I and 25 others sat outside Governor Baker’s office, asking him to issue an executive order halting the development of fossil fuel infrastructure in our Commonwealth. We proclaimed to his unhearing office doors the realities of climate change. We called to his attention the power Massachusetts could take on the national and international stage. We urged him to remember the moral mantle of leadership upon his own shoulders. We sang, we read poetry, we sat peacefully.

First and foremost, I did this as an act of faith. I engaged in this action prayerfully, holding in light and love all whom we encountered. I grounded myself in the Christian tradition of loving my enemy and my neighbor. I found courage in the meek strength of Christ himself and the disciples who have followed him for centuries. I reminded myself of our protest-ant tradition that teaches me not to be satisfied with the powers that be. I have taken to heart the testimony that money shall not be the determinant of eternal life: this is just as true if we are speaking of indulgences granting entry to Heaven as when we are speaking of policies of extraction that are profitable for the few and ensure that all that is life-giving will cease for the many. I climbed up the hill on which this city stands in order to shed light on the fact that we claim to be a beacon, yet we live in the darkness of destruction, consumption, and exploitation. The God that I know – and the faith communities that I am a part of – call me to resist oppression and evil.

Secondly, I did this as a person of extraordinary privilege. That I am a U.S. citizen granted me protections that non-citizens do not have. That I am white gave police permission to not treat me with unearned suspicion and violence. My current employers supported me in my actions, and I am pursuing a profession that tends to look favorably upon civil disobedience. I had the opportunity for careful discernment beforehand, and I did so with the support of wise and loving friends, family, and mentors.

I am privileged, lucky, and grateful to have two homes, one on each coast, neither of which has been ravaged by fire or flood, tempest or drought.
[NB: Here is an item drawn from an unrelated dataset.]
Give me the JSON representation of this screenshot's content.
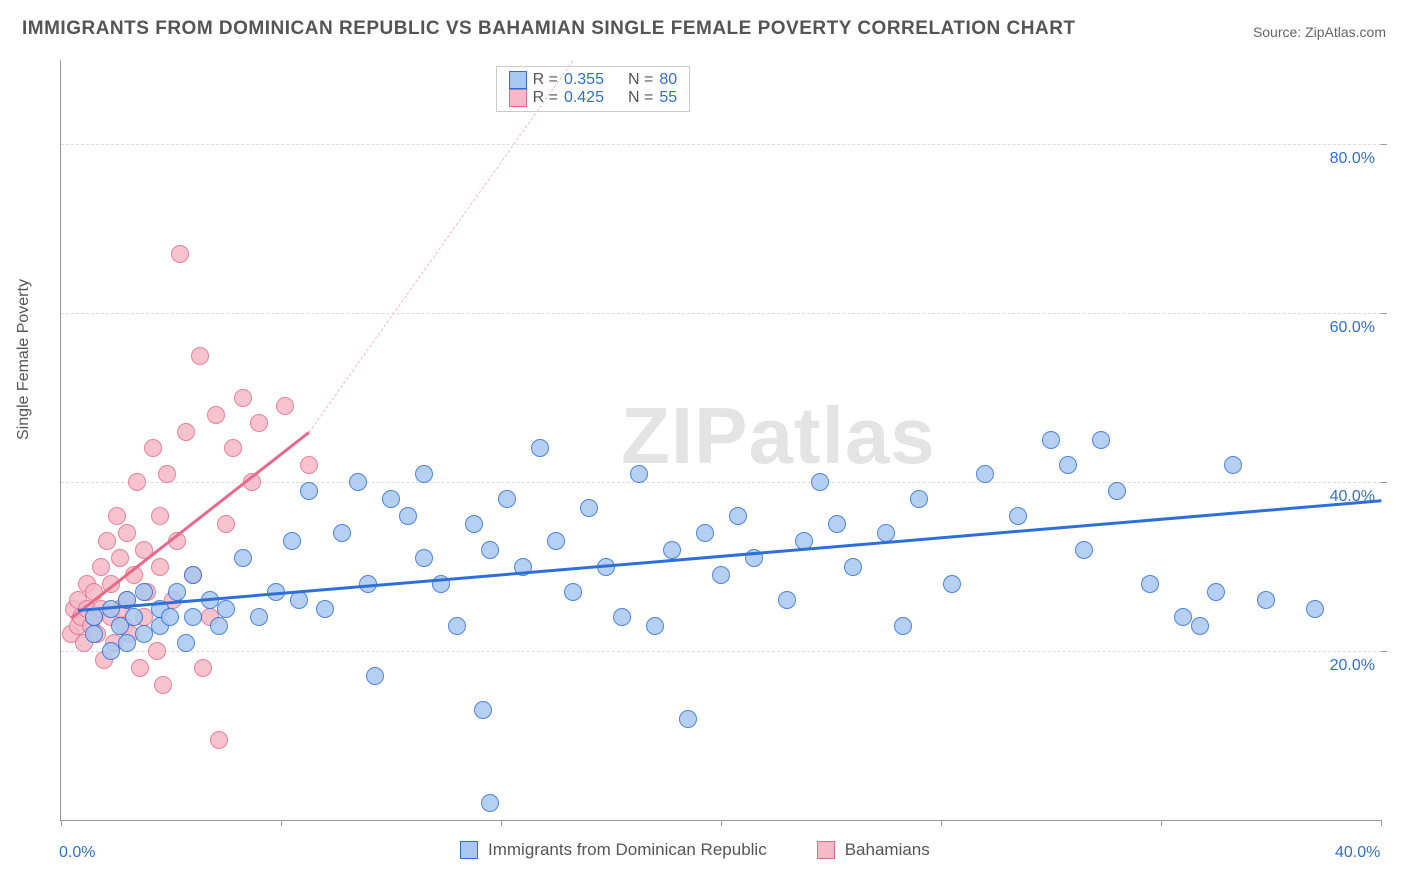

It is for this reason that I escalated my response to the horrors of climate change – because it is by privilege alone that I have this choice. Therefore, it is my own heart that is the target of this action just as much as it is Governor Baker’s. 

It is not lost on me that I did this one week before Thanksgiving. Just as I claim my Puritan roots, I must also acknowledge the violence done by my forebears’ hands and by the words of our scripture. I have kept in my mind the ways of extraction and consumption, and the destruction of life, land, and ways of being, perpetrated by my people. I have held in my heart the strength of Indigenous resistance. I have carried with me the native community, and their land, that I have been honored to serve, both of which have left a profound mark on me. 

I did this as a person of faith – not only in prayer and grounded in the Christian tradition – but as a person whose faith leads her to hope. I did this believing in a God of mercy who brings comfort and healing to the poor, wounded, and afflicted. I did this believing in a God of justice who cannot bear to see the powerful trample on those who appear weak when they think no one is looking. I did this believing in a God of beauty, who created the earth and everything in it and called it good. It is through this God that I can believe that beauty – that wholeness – might one day be restored.

I did this from both a place of conviction and of humility. If you look upon my actions and no longer see the person you thought I was, or if you see someone who does not believe what you thought I believed, write to me. This is a process, and one that you are part of. 

If it is your practice, will you pray with me?